Resumen 2000: La fiebre del oro

Las tres medallas de oro de Marion Jones y la incomparable velocidad de Michael Johnson en las pistas de Sydney, demostraron nuevamente que Estados Unidos sigue por otro año en el primer lugar del podio del atletismo mundial.

30 de Diciembre de 2000 | 17:26 | emol.com
No ha habido una mujer en la historia olímpica capaz de colgarse cinco medallas de oro. Nunca. Y esa espina bastaba para que el sueño de Marion Jones fuera intranquilo, pero grande.

La Jones no era, a simple vista, la heroína de su propio cuento. Rivales poderosas se iban a encargar de despertarla. Sin embargo, su ambición era tal que en los Juegos Olímpicos de Sydney 2000 su empeño es el mejor resumen de la lucha propia por conquistar el éxito. A los 24 años, la estadounidense se puso como meta ganar cinco títulos (100m, 200m, longitud y los dos relevos) y ser la reina.

Casi.

La vara era demasiado alta y por ahora (con tres oros y los bronces en el salto y el 4x100) la Jones sigue soñando. Por ahora, además, ella está a un paso de la gloria que podría alcanzar en Atenas 2006. Técnica, fuerza, edad y amor propio le sobran.

Sydney también tuvo que secar las pistas. El pesar del marroquí Hicham El Guerruj aparece en el resumen del año, como el ejemplo de un error de planificación que le costó la final olímpica de 1.500 metros, su primera derrota en los cuatro años de Olimpiadas.

Las sorpresas de la temporada corrieron también en pista. En la final de los 200, el griego Konstantinos Kenteris era el único blanco entre siete negros. Imposible, pero ganó igual. Tan asombroso como, según los entendidos, las victorias del alemán Nils Schumann en 800, del keniano Noah Ngeny en 1.500, del etíope Million Wolde en 5.000, del cubano Anier García en 110 metros vallas, y la polaca Kamila Skolimoska en martillo.

Los remolones piques de Michael Johnson también pasarán a la historia. El estadounidense -dueño del tranco más perfecto de la historia- hizo de la final de los 400 metros un mero trámite para marcar 43.84, un imposible para cualquier otro mortal.

Con la Jones y Johnson bien arriba, Maurice Greene no podía quedarse abajo y debía subirse al éxito con un logro importante. La conquista de los 100 metros -con 9.87- no sólo le devolvió la prueba a los Estados Unidos sino que significó su título más importante en su carrera.

El fulgor del trío no alcanzó a eclipsar el íntimo logro del polaco Robert Korzeniowski, ganador de los 20 y los 50 kilómetros marcha en una hazaña sin precedentes.

El 2000 no será un año fácil de arrancar del diario de vida del cubano Javier Sotomayor.

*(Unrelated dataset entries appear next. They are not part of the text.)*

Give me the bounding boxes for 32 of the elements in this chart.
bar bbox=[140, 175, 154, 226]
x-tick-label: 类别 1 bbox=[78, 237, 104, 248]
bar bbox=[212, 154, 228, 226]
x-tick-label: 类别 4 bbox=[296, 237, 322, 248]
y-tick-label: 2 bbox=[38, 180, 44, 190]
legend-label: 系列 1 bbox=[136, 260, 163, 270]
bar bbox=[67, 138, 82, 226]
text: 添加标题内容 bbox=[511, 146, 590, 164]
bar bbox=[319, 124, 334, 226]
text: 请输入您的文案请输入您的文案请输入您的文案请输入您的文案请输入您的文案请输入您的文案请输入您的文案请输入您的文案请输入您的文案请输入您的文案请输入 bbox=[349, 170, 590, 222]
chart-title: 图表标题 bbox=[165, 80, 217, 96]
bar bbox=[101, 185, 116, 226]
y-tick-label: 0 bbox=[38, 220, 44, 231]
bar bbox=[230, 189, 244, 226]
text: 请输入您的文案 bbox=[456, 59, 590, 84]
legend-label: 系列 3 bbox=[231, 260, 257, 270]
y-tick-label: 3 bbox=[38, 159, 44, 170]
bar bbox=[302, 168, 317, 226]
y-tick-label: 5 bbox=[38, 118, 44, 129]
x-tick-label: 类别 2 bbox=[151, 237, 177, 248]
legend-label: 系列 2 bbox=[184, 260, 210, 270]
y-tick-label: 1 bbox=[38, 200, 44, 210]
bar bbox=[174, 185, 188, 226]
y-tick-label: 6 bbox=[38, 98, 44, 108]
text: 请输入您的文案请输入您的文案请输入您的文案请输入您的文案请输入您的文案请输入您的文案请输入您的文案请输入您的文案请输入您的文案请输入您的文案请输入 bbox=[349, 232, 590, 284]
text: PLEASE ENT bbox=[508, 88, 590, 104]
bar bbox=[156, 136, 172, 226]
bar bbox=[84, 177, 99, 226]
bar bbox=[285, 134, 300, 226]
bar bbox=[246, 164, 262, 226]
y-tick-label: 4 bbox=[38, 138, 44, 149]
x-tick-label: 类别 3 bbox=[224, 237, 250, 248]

El Consejo Directivo de la IAAF esgrimió el limpio historial del saltador de Limonar para reducirle a dos años su sanción por dopaje, lo que en la práctica le otorgaba la oportunidad de retirarse de la competición olímpica con dignidad propia del mejor saltador de altura de la historia. La felicidad no fue completa para el isleño, pues los elementos se confabularon para privarle de un adiós de oro. El ruso Sergey Kliugin había saltado 2,35 y a continuación la lluvia y el viento pusieron manto de protección a su marca, inaccesible en tales condiciones incluso para el gran atleta cubano, que sólo ganó plata.

La temporada atlética se cerró con la elección de los mejores del año. La proclamación de Marion Jones estaba cantada por razones obvias, pero el galardón masculino deparó una pequeña sorpresa: los astros estadounidenses fueron rezagados en beneficio del checo Jan Zelezny, cuyo tercer título olímpico consecutivo de jabalina le hizo acreedor al premio de mejor atleta mundial del año.

Una sonrisa para el pequeño país europeo, que en este tragicómico 2000 vio la partida de Emil Zatopek, la locomotora humana que llegó al final de su recorrido.